Au niveau des espèces, les bactéries dominantes du microbiote humain peuvent être réparties en 3 lignées (phyla) bactériennes majeures (Bacteroidetes, Firmicutes et Actinobacteria)

Les perturbations du microbiote intestinal sont impliquées aussi bien dans certaines pathologies intestinales que dans des pathologies extra-intestinales. Parmi ces pathologies, il faut citer les maladies inflammatoires chroniques de l’intestin (MICI) du type maladie de Crohn ou rectocolite hémorragique, l’obésité, le syndrome métabolique, certaines pathologies cardiovasculaires, certaines pathologies allergiques et avec plus de prudence, l’autisme ou les troubles du comportement.

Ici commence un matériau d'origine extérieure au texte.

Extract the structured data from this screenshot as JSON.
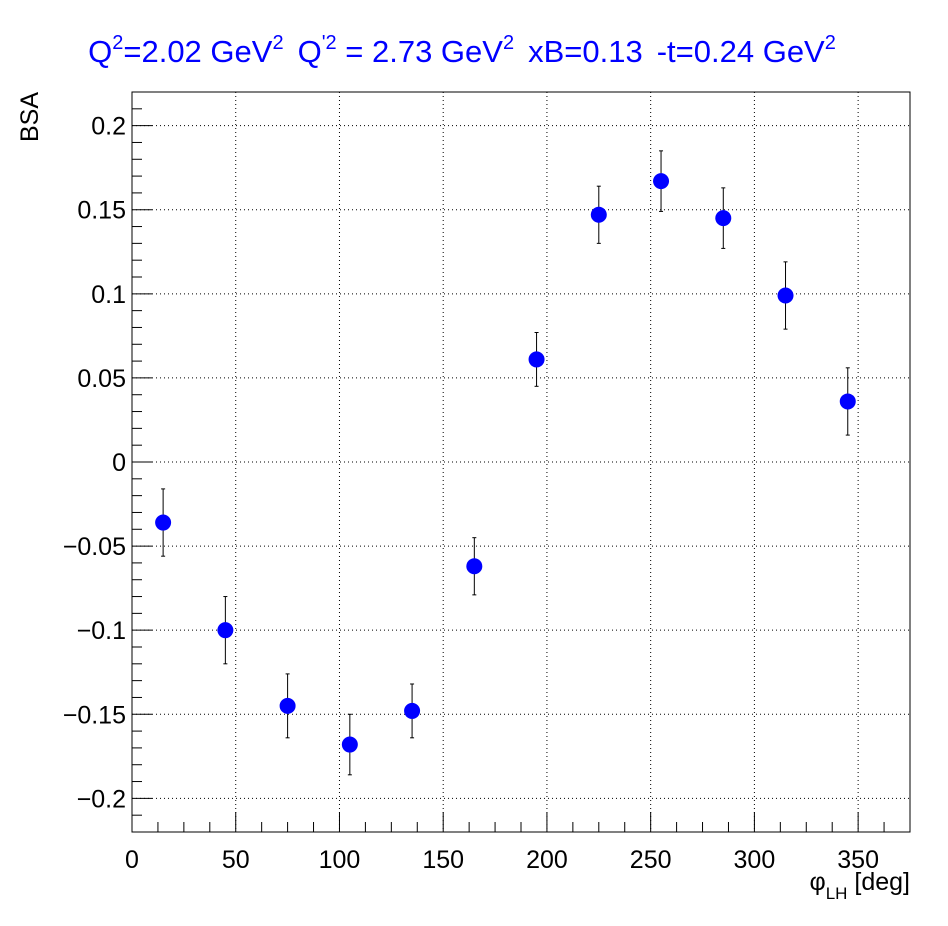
{
  "chart_data": {
    "type": "scatter",
    "title": {
      "q2_base": "Q",
      "q2_sup": "2",
      "q2_value": "=2.02 GeV",
      "q2_unit_sup": "2",
      "qp2_base": "Q",
      "qp2_sup": "'2",
      "qp2_value": " = 2.73 GeV",
      "qp2_unit_sup": "2",
      "xb": "xB=0.13",
      "t_value": "-t=0.24 GeV",
      "t_unit_sup": "2"
    },
    "xlabel": {
      "symbol": "φ",
      "subscript": "LH",
      "unit": " [deg]"
    },
    "ylabel": "BSA",
    "xlim": [
      0,
      375
    ],
    "ylim": [
      -0.22,
      0.22
    ],
    "x_ticks": [
      0,
      50,
      100,
      150,
      200,
      250,
      300,
      350
    ],
    "x_tick_labels": [
      "0",
      "50",
      "100",
      "150",
      "200",
      "250",
      "300",
      "350"
    ],
    "y_ticks": [
      -0.2,
      -0.15,
      -0.1,
      -0.05,
      0,
      0.05,
      0.1,
      0.15,
      0.2
    ],
    "y_tick_labels": [
      "−0.2",
      "−0.15",
      "−0.1",
      "−0.05",
      "0",
      "0.05",
      "0.1",
      "0.15",
      "0.2"
    ],
    "grid": true,
    "marker_color": "#0000ff",
    "series": [
      {
        "x": [
          15,
          45,
          75,
          105,
          135,
          165,
          195,
          225,
          255,
          285,
          315,
          345
        ],
        "y": [
          -0.036,
          -0.1,
          -0.145,
          -0.168,
          -0.148,
          -0.062,
          0.061,
          0.147,
          0.167,
          0.145,
          0.099,
          0.036
        ],
        "yerr": [
          0.02,
          0.02,
          0.019,
          0.018,
          0.016,
          0.017,
          0.016,
          0.017,
          0.018,
          0.018,
          0.02,
          0.02
        ]
      }
    ]
  }
}
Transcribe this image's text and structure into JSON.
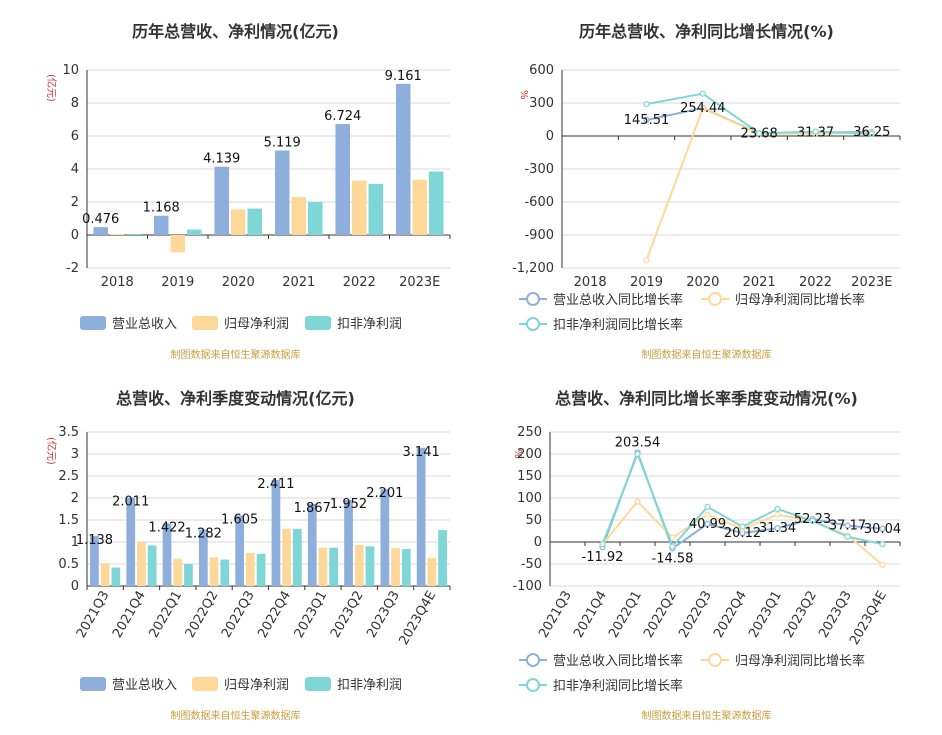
{
  "source_text": "制图数据来自恒生聚源数据库",
  "chart_data": [
    {
      "id": "p1",
      "type": "bar",
      "title": "历年总营收、净利情况(亿元)",
      "unit": "(亿元)",
      "categories": [
        "2018",
        "2019",
        "2020",
        "2021",
        "2022",
        "2023E"
      ],
      "ylim": [
        -2,
        10
      ],
      "yticks": [
        -2,
        0,
        2,
        4,
        6,
        8,
        10
      ],
      "series": [
        {
          "name": "营业总收入",
          "color": "#8eaedc",
          "values": [
            0.476,
            1.168,
            4.139,
            5.119,
            6.724,
            9.161
          ]
        },
        {
          "name": "归母净利润",
          "color": "#fdd899",
          "values": [
            0.05,
            -1.05,
            1.55,
            2.3,
            3.3,
            3.35
          ]
        },
        {
          "name": "扣非净利润",
          "color": "#7fd6d6",
          "values": [
            0.06,
            0.33,
            1.6,
            2.0,
            3.1,
            3.85
          ]
        }
      ],
      "data_labels": [
        "0.476",
        "1.168",
        "4.139",
        "5.119",
        "6.724",
        "9.161"
      ]
    },
    {
      "id": "p2",
      "type": "line",
      "title": "历年总营收、净利同比增长情况(%)",
      "unit": "%",
      "categories": [
        "2018",
        "2019",
        "2020",
        "2021",
        "2022",
        "2023E"
      ],
      "ylim": [
        -1200,
        600
      ],
      "yticks": [
        -1200,
        -900,
        -600,
        -300,
        0,
        300,
        600
      ],
      "ytick_labels": [
        "-1,200",
        "-900",
        "-600",
        "-300",
        "0",
        "300",
        "600"
      ],
      "series": [
        {
          "name": "营业总收入同比增长率",
          "color": "#8eaedc",
          "values": [
            null,
            145.51,
            254.44,
            23.68,
            31.37,
            36.25
          ]
        },
        {
          "name": "归母净利润同比增长率",
          "color": "#fdd899",
          "values": [
            null,
            -1130,
            250,
            20,
            22,
            30
          ]
        },
        {
          "name": "扣非净利润同比增长率",
          "color": "#7fd6d6",
          "values": [
            null,
            290,
            385,
            25,
            40,
            20
          ]
        }
      ],
      "data_labels": [
        "",
        "145.51",
        "254.44",
        "23.68",
        "31.37",
        "36.25"
      ]
    },
    {
      "id": "p3",
      "type": "bar",
      "title": "总营收、净利季度变动情况(亿元)",
      "unit": "(亿元)",
      "categories": [
        "2021Q3",
        "2021Q4",
        "2022Q1",
        "2022Q2",
        "2022Q3",
        "2022Q4",
        "2023Q1",
        "2023Q2",
        "2023Q3",
        "2023Q4E"
      ],
      "ylim": [
        0,
        3.5
      ],
      "yticks": [
        0,
        0.5,
        1,
        1.5,
        2,
        2.5,
        3,
        3.5
      ],
      "ytick_labels": [
        "0",
        "0.5",
        "1",
        "1.5",
        "2",
        "2.5",
        "3",
        "3.5"
      ],
      "series": [
        {
          "name": "营业总收入",
          "color": "#8eaedc",
          "values": [
            1.138,
            2.011,
            1.422,
            1.282,
            1.605,
            2.411,
            1.867,
            1.952,
            2.201,
            3.141
          ]
        },
        {
          "name": "归母净利润",
          "color": "#fdd899",
          "values": [
            0.52,
            1.0,
            0.62,
            0.65,
            0.75,
            1.3,
            0.87,
            0.93,
            0.86,
            0.64
          ]
        },
        {
          "name": "扣非净利润",
          "color": "#7fd6d6",
          "values": [
            0.42,
            0.92,
            0.5,
            0.6,
            0.73,
            1.3,
            0.87,
            0.9,
            0.84,
            1.27
          ]
        }
      ],
      "data_labels": [
        "1.138",
        "2.011",
        "1.422",
        "1.282",
        "1.605",
        "2.411",
        "1.867",
        "1.952",
        "2.201",
        "3.141"
      ]
    },
    {
      "id": "p4",
      "type": "line",
      "title": "总营收、净利同比增长率季度变动情况(%)",
      "unit": "%",
      "categories": [
        "2021Q3",
        "2021Q4",
        "2022Q1",
        "2022Q2",
        "2022Q3",
        "2022Q4",
        "2023Q1",
        "2023Q2",
        "2023Q3",
        "2023Q4E"
      ],
      "ylim": [
        -100,
        250
      ],
      "yticks": [
        -100,
        -50,
        0,
        50,
        100,
        150,
        200,
        250
      ],
      "ytick_labels": [
        "-100",
        "-50",
        "0",
        "50",
        "100",
        "150",
        "200",
        "250"
      ],
      "series": [
        {
          "name": "营业总收入同比增长率",
          "color": "#8eaedc",
          "values": [
            null,
            -11.92,
            203.54,
            -14.58,
            40.99,
            20.12,
            31.34,
            52.23,
            37.17,
            30.04
          ]
        },
        {
          "name": "归母净利润同比增长率",
          "color": "#fdd899",
          "values": [
            null,
            -5,
            92,
            10,
            62,
            30,
            62,
            48,
            15,
            -52
          ]
        },
        {
          "name": "扣非净利润同比增长率",
          "color": "#7fd6d6",
          "values": [
            null,
            -5,
            200,
            -10,
            80,
            35,
            75,
            48,
            12,
            -5
          ]
        }
      ],
      "data_labels": [
        "",
        "-11.92",
        "203.54",
        "-14.58",
        "40.99",
        "20.12",
        "31.34",
        "52.23",
        "37.17",
        "30.04"
      ]
    }
  ]
}
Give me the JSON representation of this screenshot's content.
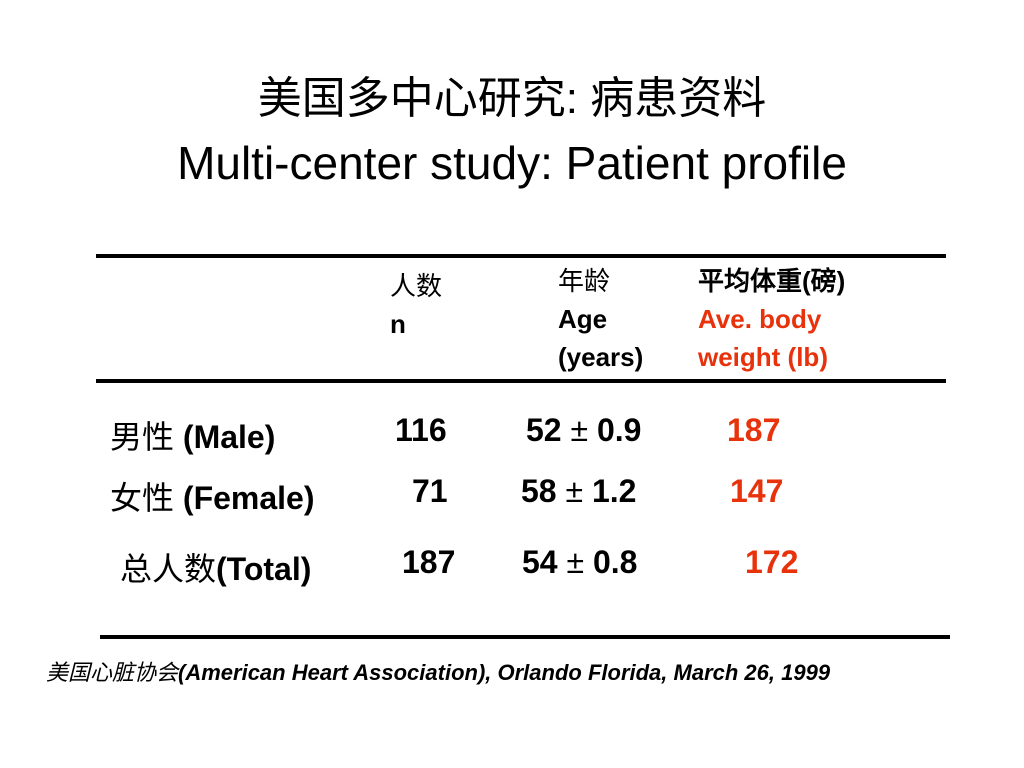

Des données récentes obtenues dans des modèles animaux mais également chez l’homme suggèrent que des modifications qualitatives de la flore caractérisent les individus obèses et suggèrent que le régime alimentaire influe sur la composition du microbiote(4). L’histoire commence en 2006 avec Gordon lorsqu’il montre chez la souris que l’introduction, chez un animal germ free, du microbiote d’un animal obèse entraîne une prise de poids supérieure à celle qui suit le transfert du microbiote d’un animal normal.
Les souris présentant une obésité d’origine génétique (ob/ob) possèdent deux fois moins de Bacteroidetes et une augmentation proportionnelle des Firmicutes que leurs congénères sauvages. Relativement plus riche en firmicutes et moins en bactéroidetes (les deux phylae dominants), le microbiote « obèse » est plus favorable à l’absorption distale des calories. Un même déséquilibre firmicutes/bactéroidetes a été retrouvé chez des sujets obèses, réversible avec la perte de poids. D’où l’idée que les sujets obèses « bénéficieraient » d’une efficacité digestive meilleure.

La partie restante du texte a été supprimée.